Alors, à partir de là, qu’est-ce qu’on fait ? Créons une communauté végane accueillante et inclusive qui reconnaît l’acceptation des gros·ses comme une lutte de justice sociale à part entière. Soyez un·e allié·e ! Agissez contre la haine grossophobe et les préjugés dont vous êtes témoins. Reconnaissez votre privilège corporel. Éliminez la notion de poids dans les discussions lorsque vous parlez de santé. Élevez la voix des gros·ses véganes. Lors de l’organisation d’un événement, invitez des personnes qui discutent de l’acceptation des gros·ses dans la communauté végane au lieu des intervenants qui entretiennent la grossophobie. Ensuite, assurez-vous de promouvoir l’événement plutôt que de le laisser se dérouler dans l’ombre. Renseignez-vous sur l’acceptation des gros·ses à partir de sources telles que Sonya Renee Taylor avec The Body is Not an Apology, Ragen Chastain avec Dances with Fat, l’activiste Saucye West et des livres comme Belly of the Beast, Fearing the Black Body et What We Don’t Talk About When We Talk About Fat.

Nous devons ouvrir notre esprit sur l’idée que nous nous faisons de ce que devrait être un corps et veiller à l’acceptation de tou·te·s. Bien que les corps puissent être incroyablement compliqués, être gentil est assez simple. Il est vital pour notre communauté d’accueillir des personnes de toutes tailles afin de créer un mouvement véritablement bienveillant et tolérant. Accueillir des personnes de toutes identités sans jugement permettra à notre message de se renforcer pour créer le véritable changement que nous voulons tous voir dans le monde.

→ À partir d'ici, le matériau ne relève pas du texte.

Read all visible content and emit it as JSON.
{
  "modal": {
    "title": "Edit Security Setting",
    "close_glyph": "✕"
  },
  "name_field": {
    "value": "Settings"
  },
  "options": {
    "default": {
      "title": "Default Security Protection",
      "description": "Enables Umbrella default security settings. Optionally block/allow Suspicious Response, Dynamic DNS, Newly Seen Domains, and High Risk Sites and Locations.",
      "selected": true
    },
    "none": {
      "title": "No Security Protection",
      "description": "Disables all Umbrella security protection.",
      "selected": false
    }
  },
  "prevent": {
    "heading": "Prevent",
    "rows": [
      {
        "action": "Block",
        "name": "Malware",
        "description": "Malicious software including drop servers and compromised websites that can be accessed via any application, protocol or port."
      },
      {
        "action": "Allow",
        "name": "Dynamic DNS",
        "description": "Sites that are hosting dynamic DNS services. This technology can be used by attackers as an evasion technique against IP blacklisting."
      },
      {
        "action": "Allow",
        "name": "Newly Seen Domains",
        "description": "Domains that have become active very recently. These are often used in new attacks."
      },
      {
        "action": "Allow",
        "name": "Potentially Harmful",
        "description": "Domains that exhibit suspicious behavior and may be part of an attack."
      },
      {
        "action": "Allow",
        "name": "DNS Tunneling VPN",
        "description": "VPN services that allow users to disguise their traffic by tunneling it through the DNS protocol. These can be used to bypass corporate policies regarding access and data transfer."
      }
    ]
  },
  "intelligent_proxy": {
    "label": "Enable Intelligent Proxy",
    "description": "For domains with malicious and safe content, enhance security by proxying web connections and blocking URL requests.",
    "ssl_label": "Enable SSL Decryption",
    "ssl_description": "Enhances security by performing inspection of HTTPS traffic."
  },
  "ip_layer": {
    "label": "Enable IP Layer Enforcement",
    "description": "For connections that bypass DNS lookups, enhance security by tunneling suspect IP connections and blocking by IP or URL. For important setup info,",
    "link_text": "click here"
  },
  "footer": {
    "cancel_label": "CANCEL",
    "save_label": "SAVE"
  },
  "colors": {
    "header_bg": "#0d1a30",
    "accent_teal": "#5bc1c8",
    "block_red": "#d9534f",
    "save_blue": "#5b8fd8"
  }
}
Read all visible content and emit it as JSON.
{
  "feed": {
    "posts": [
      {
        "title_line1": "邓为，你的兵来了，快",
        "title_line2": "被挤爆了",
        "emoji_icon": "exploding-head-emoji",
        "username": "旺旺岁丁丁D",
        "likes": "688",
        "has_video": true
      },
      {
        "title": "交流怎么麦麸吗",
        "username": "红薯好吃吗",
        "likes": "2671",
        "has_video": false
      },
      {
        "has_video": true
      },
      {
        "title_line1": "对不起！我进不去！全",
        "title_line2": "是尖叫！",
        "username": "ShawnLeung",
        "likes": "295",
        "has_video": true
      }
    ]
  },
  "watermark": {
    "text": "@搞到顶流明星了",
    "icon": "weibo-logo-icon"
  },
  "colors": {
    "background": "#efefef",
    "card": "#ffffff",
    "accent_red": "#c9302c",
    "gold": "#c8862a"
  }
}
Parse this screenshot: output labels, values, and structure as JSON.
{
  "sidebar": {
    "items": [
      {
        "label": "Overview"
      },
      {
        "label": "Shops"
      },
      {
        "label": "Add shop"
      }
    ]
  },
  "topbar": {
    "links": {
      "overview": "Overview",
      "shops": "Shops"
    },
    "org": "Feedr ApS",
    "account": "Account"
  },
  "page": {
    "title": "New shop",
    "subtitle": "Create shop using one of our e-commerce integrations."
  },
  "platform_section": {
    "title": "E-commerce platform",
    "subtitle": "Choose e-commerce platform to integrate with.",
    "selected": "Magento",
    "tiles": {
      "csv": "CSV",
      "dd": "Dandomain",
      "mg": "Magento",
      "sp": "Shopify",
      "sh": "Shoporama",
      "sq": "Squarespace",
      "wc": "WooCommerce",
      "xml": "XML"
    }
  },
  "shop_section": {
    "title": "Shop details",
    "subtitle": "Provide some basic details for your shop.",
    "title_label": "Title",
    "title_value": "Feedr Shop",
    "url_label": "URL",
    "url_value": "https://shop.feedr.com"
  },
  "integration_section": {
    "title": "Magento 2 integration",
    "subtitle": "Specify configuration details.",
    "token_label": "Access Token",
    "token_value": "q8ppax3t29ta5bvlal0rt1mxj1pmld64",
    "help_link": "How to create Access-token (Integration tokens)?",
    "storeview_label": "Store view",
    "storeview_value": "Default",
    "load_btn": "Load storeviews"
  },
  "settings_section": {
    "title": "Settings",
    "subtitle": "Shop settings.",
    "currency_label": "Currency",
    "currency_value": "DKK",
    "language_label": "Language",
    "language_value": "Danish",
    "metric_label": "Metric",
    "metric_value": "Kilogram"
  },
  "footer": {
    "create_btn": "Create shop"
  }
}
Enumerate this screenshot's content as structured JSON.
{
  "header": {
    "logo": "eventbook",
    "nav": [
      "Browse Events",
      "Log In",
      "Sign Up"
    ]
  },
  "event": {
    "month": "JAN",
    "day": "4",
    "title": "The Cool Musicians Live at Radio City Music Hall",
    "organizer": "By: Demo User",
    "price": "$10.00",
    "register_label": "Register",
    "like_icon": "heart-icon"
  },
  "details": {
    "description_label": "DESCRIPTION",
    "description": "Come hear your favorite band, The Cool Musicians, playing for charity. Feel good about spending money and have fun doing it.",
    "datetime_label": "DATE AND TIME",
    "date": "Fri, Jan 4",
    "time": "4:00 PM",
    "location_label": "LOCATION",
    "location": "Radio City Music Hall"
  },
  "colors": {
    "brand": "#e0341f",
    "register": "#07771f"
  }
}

Chelsea Lincoln est une militante pour la justice sociale, qui se concentre sur les droits des animaux, le véganisme, la justice pour les personnes handicapées, l’acceptation des personnes grosses, ainsi que sur la manière dont ces luttes se recoupent. Elle a fondé Fat Vegan Voice pour lutter contre la grossophobie au sein du mouvement végane, assurer la visibilité de la diversité corporelle et soutenir les gros végétaliens. Chelsea a participé au podcast The Bearded Vegans podcast, écrit pour TOFU magazine, et a écrit un billet d’invité pour le blog Crip Humanimal en lien avec le véganisme et un diagnostic récent de la maladie de Crohn. Chelsea passe son temps libre à partir à l’aventure dans la nature, à photographier la vie sauvage et à jouer avec ses chats, ses rats et son cochon d’Inde.